Once I get into job hunting I absolutely LOVE IT.

THIS personality trait must be one my son shares which is why he can love being an actor. Because as an actor you have to audition for so many roles that you will be rejected for, but you not only have to believe in yourself and the project, you also have to literally embody and stand in the character shoes of another PERSONA.

Even if not a real person,
your whole being needs to embrace with understanding BEING that person for a short time.

THEN pivot
and do it again.

I have that same capacity when job hunting.

TO see a role and the work of a company and get EXCITED when there is alignment of my values and I see a sense of purpose in the work they do.

Some industrys/spaces I find this EASIER than others to feel passionate about.
(Disabilty advocacy!)

YET I feel equally passionate about being a fully fucntioning while YES at time navigating ACTUAL MENTAL ILLNESS -
so a disabled professional

who like many others
CAN WORK And be successful

and I feel as passionate about advocating just by REMAINING in those professional spaces and being SEEN for who I am.

EVEN when it scares people.
I KNOW there are some for whom encountering me has made them shift perspective in a good way. So what if that person who has a perspective shift is not my boss and my boss decided I am NOT a good fit

I leave each job with new friends
former co-workers I then remain friends with
and I know at MIMIMUM EACH Of them has had a perspective shift.

The funn thing is that in this job, in which we were fully remote but for every other Tue I don't know if I will leave with any actual friendships having been incubated.

BUT I won't know until I LEAVE
as typically those frienships did not fully blossom until AFTER we no longer worked together.

The folks are out there who want to be friends but they know I think when there is some judgement of me and they stay out but do remain in contact and nurture the friendship LATER when it is not a professional liabilty for THEIR livlihood!

I get it. I honor their need for safety.
NOT EVERYONE needs to risk it all by speaking truth to power.

BUT those of us brave enough to do so need to KEEP doing so.

I feel like that is a calling YET just like i felt about the possibility of having a full blown psycotic epidsode ( which has not happened since 2007!!) ; and being able to write of it and HELP OTHERS

TRUTH be told while I will speak truth to power WHEN CALLED to do so
I will be happiest if I don't ever feel such compelling need.
At least I mean in my PERSONAL life- as in MY JOB
I would be happiest if I could finally land a job in which I am fully accepted for who I am ALL OF WHO I AM without it freaking people out.
Where I can explain why I keep my boundaries and not be judged.

Or feared.

It always seems to me about when I set a boundary that is outside the desired social interaction.
I kinda feel badly for the one other mask wearer in my workplace I am leaving behind as an employee.
Now she doesn't have me too in a mask when in the office. It is just a bit more comfortable if you are not the ONLY odd man out of the norm.
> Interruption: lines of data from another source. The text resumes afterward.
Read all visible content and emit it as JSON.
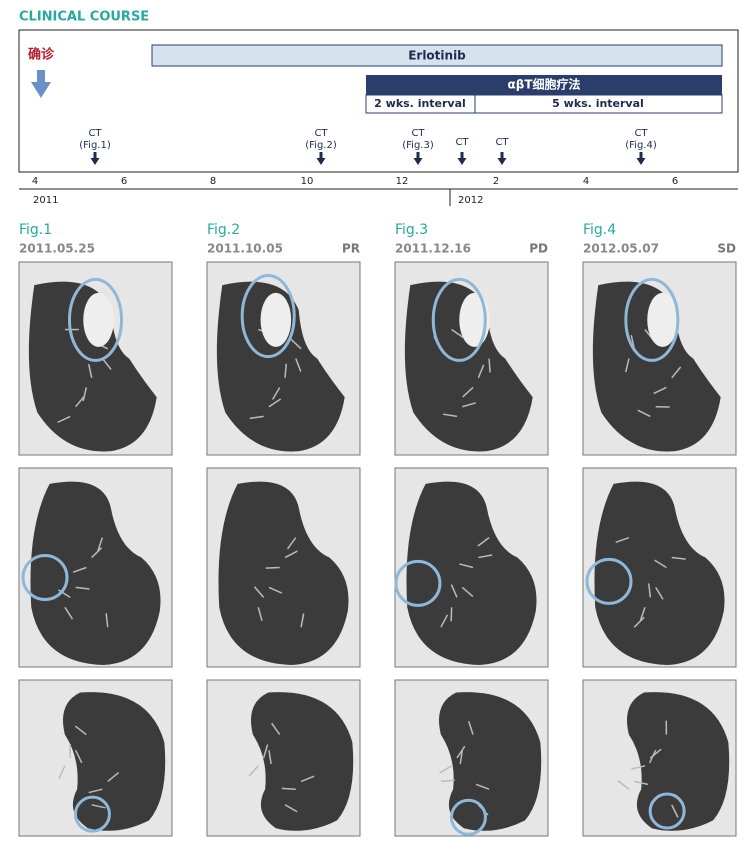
{
  "header": {
    "title": "CLINICAL COURSE"
  },
  "timeline": {
    "diagnosis": "确诊",
    "treatments": [
      "Erlotinib",
      "αβT细胞疗法"
    ],
    "intervals": [
      "2 wks. interval",
      "5 wks. interval"
    ],
    "ct_markers": [
      {
        "label": "CT",
        "ref": "(Fig.1)"
      },
      {
        "label": "CT",
        "ref": "(Fig.2)"
      },
      {
        "label": "CT",
        "ref": "(Fig.3)"
      },
      {
        "label": "CT"
      },
      {
        "label": "CT"
      },
      {
        "label": "CT",
        "ref": "(Fig.4)"
      }
    ],
    "month_ticks": [
      "4",
      "6",
      "8",
      "10",
      "12",
      "2",
      "4",
      "6"
    ],
    "years": [
      "2011",
      "2012"
    ]
  },
  "figures": [
    {
      "label": "Fig.1",
      "date": "2011.05.25"
    },
    {
      "label": "Fig.2",
      "date": "2011.10.05",
      "response": "PR"
    },
    {
      "label": "Fig.3",
      "date": "2011.12.16",
      "response": "PD"
    },
    {
      "label": "Fig.4",
      "date": "2012.05.07",
      "response": "SD"
    }
  ]
}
ALL this to say , I found a full time job I would just LOVE TO TAKE.

Total departure from my work now.
Completely different , although related.

It is full time but fully remote at this point, but for some moments for events AND it has benefits such that I could manage paid time off I believe for Dr. appointments, More importantly- fully remote so I should be able to work in the Dr.s office which I have gotten used to doing for YEARS now.
Easy enough in my current job.
So I think if I land this one I would have the work life balance with flexibility I need AND the security of a full time job that I love doing.
I just have a good feel about this one!